Caveat: I'm not particularly well-versed in Granger causality, but I am generally statistically competent and I have read and mostly understood Judea Pearl's Causality, which I recommend for more info.
Is my interpetation directionaly correct
Yes. The fact that first hypothesis was rejected and second was not means that you can use $X$ to forecast $Y$.
What key insights have I overlooked
The really important thing to know in terms of key insights is that Granger-causation is only equivalent to causation (in the more common use of the term) under a fairly restrictive assumption, viz, that there are no other potential causes. If this assumption is not satisfied then Granger-causality is actually Granger-usefulness-for-forecasting. For example, if there is a variable $Z$ that causally influences both $X$ and $Y$, then the conclusion that $Y$ Granger-causes $X$ can be explained as the influence of $Z$ being felt in $Y$ before it's felt in $X$.
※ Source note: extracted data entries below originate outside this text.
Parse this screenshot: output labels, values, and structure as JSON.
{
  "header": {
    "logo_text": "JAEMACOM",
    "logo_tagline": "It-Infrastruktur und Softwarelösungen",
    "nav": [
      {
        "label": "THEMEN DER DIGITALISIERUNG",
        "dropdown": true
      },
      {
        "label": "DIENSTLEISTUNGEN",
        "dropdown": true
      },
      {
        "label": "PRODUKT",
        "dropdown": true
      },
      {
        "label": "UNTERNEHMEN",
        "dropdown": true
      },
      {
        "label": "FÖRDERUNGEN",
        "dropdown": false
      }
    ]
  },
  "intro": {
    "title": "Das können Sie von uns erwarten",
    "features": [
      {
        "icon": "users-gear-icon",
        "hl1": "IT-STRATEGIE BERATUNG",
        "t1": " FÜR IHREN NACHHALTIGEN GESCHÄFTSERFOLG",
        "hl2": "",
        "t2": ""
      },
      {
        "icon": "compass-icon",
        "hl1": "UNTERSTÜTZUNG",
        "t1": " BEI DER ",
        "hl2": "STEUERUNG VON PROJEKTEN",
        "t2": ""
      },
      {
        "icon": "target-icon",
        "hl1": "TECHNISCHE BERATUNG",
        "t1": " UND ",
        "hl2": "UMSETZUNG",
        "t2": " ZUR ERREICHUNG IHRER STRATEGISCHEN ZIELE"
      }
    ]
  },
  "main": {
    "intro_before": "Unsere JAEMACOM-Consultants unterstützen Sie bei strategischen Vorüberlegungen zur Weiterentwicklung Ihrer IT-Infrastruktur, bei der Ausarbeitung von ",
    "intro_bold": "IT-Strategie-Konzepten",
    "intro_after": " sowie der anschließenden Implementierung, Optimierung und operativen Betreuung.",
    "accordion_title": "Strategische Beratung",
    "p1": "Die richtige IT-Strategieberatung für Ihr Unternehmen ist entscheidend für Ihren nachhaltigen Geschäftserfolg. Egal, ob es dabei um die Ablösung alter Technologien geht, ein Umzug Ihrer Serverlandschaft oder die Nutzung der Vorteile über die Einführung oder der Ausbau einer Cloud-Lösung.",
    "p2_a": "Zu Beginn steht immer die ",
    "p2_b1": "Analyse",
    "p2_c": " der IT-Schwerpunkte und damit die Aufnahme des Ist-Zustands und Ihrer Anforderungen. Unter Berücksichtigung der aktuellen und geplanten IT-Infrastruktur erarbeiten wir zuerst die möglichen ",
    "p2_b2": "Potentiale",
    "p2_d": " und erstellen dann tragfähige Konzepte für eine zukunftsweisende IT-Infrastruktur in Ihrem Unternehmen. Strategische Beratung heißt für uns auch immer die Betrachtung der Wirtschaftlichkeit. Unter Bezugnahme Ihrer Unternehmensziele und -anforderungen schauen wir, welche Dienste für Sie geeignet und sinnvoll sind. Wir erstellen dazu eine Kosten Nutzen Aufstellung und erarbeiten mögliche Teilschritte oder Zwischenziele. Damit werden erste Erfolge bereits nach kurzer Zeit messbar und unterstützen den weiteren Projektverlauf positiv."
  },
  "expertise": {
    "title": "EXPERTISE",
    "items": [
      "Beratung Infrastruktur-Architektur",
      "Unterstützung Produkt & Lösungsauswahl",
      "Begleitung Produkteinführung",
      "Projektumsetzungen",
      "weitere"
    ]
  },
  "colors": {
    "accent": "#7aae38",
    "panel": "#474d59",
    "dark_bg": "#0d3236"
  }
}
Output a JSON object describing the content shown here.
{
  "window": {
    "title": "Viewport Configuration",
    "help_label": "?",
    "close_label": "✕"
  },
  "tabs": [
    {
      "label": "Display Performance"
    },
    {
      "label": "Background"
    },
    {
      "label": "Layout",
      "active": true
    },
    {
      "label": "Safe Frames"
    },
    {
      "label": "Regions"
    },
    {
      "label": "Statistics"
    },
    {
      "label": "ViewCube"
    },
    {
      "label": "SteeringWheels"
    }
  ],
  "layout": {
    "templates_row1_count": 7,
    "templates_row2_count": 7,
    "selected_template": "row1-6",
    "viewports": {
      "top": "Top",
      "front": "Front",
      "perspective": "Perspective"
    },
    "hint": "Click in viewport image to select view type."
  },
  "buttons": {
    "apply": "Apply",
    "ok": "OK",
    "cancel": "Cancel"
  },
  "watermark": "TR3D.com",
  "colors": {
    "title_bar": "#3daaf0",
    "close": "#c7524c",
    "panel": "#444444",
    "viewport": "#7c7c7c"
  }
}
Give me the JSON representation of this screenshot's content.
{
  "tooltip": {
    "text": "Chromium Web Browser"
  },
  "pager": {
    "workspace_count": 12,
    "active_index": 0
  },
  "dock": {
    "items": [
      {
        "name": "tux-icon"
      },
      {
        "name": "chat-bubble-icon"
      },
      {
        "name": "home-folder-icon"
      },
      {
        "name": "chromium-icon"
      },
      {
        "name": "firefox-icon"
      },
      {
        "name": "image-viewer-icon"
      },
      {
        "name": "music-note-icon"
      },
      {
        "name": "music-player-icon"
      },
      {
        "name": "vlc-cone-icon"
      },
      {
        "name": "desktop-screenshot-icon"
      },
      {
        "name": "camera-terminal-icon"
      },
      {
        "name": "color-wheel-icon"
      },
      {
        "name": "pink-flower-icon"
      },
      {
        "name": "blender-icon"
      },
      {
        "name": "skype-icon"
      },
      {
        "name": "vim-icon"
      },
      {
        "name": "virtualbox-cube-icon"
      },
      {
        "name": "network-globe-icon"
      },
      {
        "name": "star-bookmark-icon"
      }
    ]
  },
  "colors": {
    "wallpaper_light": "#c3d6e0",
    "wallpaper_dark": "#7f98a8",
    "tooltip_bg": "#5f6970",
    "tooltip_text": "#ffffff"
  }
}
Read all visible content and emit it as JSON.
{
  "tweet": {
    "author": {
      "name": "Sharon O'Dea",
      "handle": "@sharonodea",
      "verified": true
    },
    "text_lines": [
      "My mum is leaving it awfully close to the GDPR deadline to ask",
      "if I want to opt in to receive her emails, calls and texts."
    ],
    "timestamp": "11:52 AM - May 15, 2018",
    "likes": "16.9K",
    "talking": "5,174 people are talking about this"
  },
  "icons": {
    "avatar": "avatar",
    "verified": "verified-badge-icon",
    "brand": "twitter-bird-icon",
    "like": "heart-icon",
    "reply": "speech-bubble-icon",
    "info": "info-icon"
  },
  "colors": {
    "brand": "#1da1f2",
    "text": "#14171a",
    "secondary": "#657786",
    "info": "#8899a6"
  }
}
The p-value of .76 allows me to accept the null for X = f(Y)
Warning: esoteric bullshtatistical blathering follows. Technically, in the test of $X = f(Y)$ you can't "accept the null". You can "fail to reject the null" -- that is, you didn't find evidence that would warrant rejecting the null. This is the Fisherian view. Alternatively, you can take the Neymanian view: you don't assert the truth of the null; you just choose to act as if the null were true. (Personally I'm a Jaynesian, but let's not get into that.)
I'm a little rusty on my F-test
The point of the F-test is that it checks that the lagged values of $X$ jointly improve the forecast of $Y$ (or vice versa). One can imagine predicting $Y$ with two predictors $X_1$ and $X_2$ where $X_2$ is just $X_1$ with a bit of added noise. The F-test would compare a model with just $X_1$ (or just $X_2$) with the model containing both and find no evidence of improved prediction in the larger model.
I'm also not sure how to interpret the CCF graph
The plots of the auto-correlation and cross-correlation functions provide a rough graphical equivalent to the t-tests used in the testing procedure. In order to understand what is being plotted, it's first necessary to understand correlation as a measure of the linear relationship between two random variables. The cross-correlation function is just the correlation of one time series versus a lagged version of the other, and the auto-correlation is just the cross-correlation of a function and itself. Thus these plots show the time structure of the strength of the linear relationships both internally (auto) and from one to the other (cross). I can see from the autocorrelation plots, for example, that $Y$ is reasonably smooth but has no other particularly strong internal structure, whereas $X$ has an oscillation with a peak-to-peak period of about 120 time steps (because it is negatively correlated with itself at about 60 time steps).
no. the null hypothesis would be: X does not granger cause Y or the other way.
Also, you accept or reject your null hypothesis depending on the level of significance.
if P value < Significance level, then Null hypothesis would be rejected.
if P value > Significance level, then Null hypothesis cannot be rejected.
Best Answer
P-values are very low in both cases, so $H_0$ of no Granger causality is rejected. That is, there seems to be Granger causality in both cases. The evidence is pretty strong in both cases.